If we call the above function on this tree, it will only detect the html tag, but not the others. So we need to do a bit more work: visit the two child subtrees, and add the results to our total.
def count_tag(doc: HTMLTree, goal: str) -> int:
"""return the number of times a particular tag appears in an HTML tree document"""
count = 0
if doc.tag = goal:
count = count + 1
for child in doc.children:
count = count + count_tag(child, goal)
return count
As you think about how this function executes, remember that each invocation of count_tag is separate: the count variable is different for each, as is the input. Because we make the input smaller every time we invoke count_tag, this technique will eventually return an answer.
…with comprehensions instead:
With more Python experience, you might start using comprehensions here, instead of a for loop:
def count_tag(doc: HTMLTree, goal: str) -> int:
"""return the number of times a particular tag appears in an HTML tree document"""
subtotal = sum([count_tag(subdoc, goal) for subdoc in doc.children])
if doc.tag == goal:
return subtotal + 1
return subtotal
Example 2
Challenge: given an HTMLTree document and a tag as input, return a list containing all of the plain text elements of the document.
How would you approach this problem?
As before, let’s start by writing some examples to help us get a feel for the computation we’ll need to do. Here are some that I wrote:
def test_all_text():
assert all_text(parse('<html></html>')) == []
assert all_text(parse('hello')) == ['hello']
assert all_text(parse('<html>hello</html>')) == ['hello']
assert all_text(parse('<html><p>hello</p><strong><p>world</p></strong></html>')) == ['hello', 'world']
It looks like we are going to need to identify the nodes tagged with text, and somehow accumulate their contents. Like before, we’ll start with a version of the function that only works locally, at the top level:
def all_text(doc: HTMLTree) -> list:
text = []
if doc.tag == "text":
text.append(doc.text)
return text
And, again, this works fine on single-element documents! But (also like before) we need to do a bit more work to process the child sub-trees of doc. We’ll delegate the problem to other invocations of the all_text function.
def all_text(doc: Tag) -> list[str]:
text = []
if doc.tag == "text":
text.append(doc.text)
for child in doc.children:
text.append(all_text(child)) # uh oh!
return text
Note that I’ve marked a line in the above with a comment that says “uh oh!” There’s a mistake being made here: what is it?
Think, then click!
Calling text.append on a value will add whatever that value is as a new element in the list. That is, we’ll get the list all_text(child) added as a single element of the original list, rather than having all the new text elements individually appended to the original list.
Try it out!

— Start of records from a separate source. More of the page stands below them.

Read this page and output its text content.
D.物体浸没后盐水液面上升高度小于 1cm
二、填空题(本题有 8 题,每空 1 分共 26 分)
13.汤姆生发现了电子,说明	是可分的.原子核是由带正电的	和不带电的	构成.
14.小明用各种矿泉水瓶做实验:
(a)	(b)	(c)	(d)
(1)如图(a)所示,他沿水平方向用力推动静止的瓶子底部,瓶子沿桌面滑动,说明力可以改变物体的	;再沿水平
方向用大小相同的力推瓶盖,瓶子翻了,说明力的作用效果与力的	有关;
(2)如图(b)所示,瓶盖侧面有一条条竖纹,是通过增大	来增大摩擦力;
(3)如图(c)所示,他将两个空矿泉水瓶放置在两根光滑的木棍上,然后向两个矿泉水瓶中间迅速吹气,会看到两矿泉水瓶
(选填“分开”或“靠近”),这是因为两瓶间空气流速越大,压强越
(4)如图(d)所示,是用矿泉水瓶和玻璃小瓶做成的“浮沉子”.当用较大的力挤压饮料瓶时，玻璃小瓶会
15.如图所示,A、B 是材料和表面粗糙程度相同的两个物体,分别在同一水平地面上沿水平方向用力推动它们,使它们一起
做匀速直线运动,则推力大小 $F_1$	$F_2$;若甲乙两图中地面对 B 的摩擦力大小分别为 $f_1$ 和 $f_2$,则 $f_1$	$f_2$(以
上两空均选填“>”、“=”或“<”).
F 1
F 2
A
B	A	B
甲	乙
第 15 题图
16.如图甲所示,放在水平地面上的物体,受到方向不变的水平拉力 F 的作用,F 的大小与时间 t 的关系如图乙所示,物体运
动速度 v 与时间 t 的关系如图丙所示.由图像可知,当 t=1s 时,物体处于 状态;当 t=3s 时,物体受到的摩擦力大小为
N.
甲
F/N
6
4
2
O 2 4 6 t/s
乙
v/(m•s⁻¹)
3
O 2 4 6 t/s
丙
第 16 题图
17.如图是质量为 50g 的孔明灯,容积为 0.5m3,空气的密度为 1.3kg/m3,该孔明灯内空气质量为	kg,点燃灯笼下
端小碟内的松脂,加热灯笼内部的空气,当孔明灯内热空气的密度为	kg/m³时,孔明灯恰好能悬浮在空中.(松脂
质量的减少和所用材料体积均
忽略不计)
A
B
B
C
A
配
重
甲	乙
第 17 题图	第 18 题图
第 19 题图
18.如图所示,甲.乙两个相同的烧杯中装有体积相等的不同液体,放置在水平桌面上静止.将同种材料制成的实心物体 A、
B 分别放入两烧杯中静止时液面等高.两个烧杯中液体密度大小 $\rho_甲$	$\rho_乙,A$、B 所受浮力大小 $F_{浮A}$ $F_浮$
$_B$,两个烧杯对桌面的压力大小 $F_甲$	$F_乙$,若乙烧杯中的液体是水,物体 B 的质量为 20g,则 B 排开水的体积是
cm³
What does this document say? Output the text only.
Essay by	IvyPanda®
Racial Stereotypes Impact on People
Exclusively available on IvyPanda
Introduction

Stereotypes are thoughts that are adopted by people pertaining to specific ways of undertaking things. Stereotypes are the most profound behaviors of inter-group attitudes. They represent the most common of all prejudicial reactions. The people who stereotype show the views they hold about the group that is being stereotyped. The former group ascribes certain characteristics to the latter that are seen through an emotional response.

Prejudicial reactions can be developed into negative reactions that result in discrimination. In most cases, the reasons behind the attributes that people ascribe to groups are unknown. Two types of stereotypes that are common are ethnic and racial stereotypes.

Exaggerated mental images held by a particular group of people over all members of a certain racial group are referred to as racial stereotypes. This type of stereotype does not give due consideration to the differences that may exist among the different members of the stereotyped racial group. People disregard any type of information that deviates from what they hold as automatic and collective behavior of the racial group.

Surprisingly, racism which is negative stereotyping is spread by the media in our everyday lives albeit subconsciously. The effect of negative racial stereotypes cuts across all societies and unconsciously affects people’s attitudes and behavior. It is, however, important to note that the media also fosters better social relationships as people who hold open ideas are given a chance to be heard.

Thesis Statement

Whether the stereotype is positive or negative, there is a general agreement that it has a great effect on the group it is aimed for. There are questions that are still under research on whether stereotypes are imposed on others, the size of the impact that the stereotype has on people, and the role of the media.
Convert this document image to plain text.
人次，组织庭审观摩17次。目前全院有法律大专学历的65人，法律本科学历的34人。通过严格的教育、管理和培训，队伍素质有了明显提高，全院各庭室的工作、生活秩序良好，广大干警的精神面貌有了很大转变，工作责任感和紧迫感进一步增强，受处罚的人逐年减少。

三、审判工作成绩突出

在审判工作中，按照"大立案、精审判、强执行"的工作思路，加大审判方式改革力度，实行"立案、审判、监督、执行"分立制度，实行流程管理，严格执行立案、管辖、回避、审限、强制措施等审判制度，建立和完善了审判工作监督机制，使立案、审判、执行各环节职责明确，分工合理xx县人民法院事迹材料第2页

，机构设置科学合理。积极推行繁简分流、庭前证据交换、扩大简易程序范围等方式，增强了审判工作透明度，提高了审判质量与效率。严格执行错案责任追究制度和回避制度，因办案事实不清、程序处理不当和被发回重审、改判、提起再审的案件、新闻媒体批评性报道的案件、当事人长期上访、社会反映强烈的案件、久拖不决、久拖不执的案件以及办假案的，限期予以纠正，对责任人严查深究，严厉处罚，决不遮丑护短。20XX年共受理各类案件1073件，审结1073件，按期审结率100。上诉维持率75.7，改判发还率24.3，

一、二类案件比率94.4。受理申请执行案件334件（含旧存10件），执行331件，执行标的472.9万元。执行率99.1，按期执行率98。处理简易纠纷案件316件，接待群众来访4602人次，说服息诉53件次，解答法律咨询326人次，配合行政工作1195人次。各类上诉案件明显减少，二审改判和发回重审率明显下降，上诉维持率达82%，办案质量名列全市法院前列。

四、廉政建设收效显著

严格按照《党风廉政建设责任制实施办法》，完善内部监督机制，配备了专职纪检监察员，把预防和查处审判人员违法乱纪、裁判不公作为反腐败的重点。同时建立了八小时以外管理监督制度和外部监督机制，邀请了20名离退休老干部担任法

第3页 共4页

This sort of error is common when writing this sort of problem, so it will be useful to recognize the behavior.
Here’s a fixed version:
def all_text(doc: Tag) -> List[str]:
text = []
if doc.tag == "text":
text.append(doc.text)
for child in doc.children:
text = text + all_text(child)
return text
We could also have looped over all_text(child) and added each element individually.
…with comprehensions instead:
If you like comprehensions, here’s the (fixed) function written in that style:
def all_text(doc: HTMLTree) -> list[str]:
if doc.tag == "text":
return [doc.text]
return [text for subdoc in doc.children for text in all_text(subdoc)]
Notice that here we manage to get by without creating a new list! Why is that?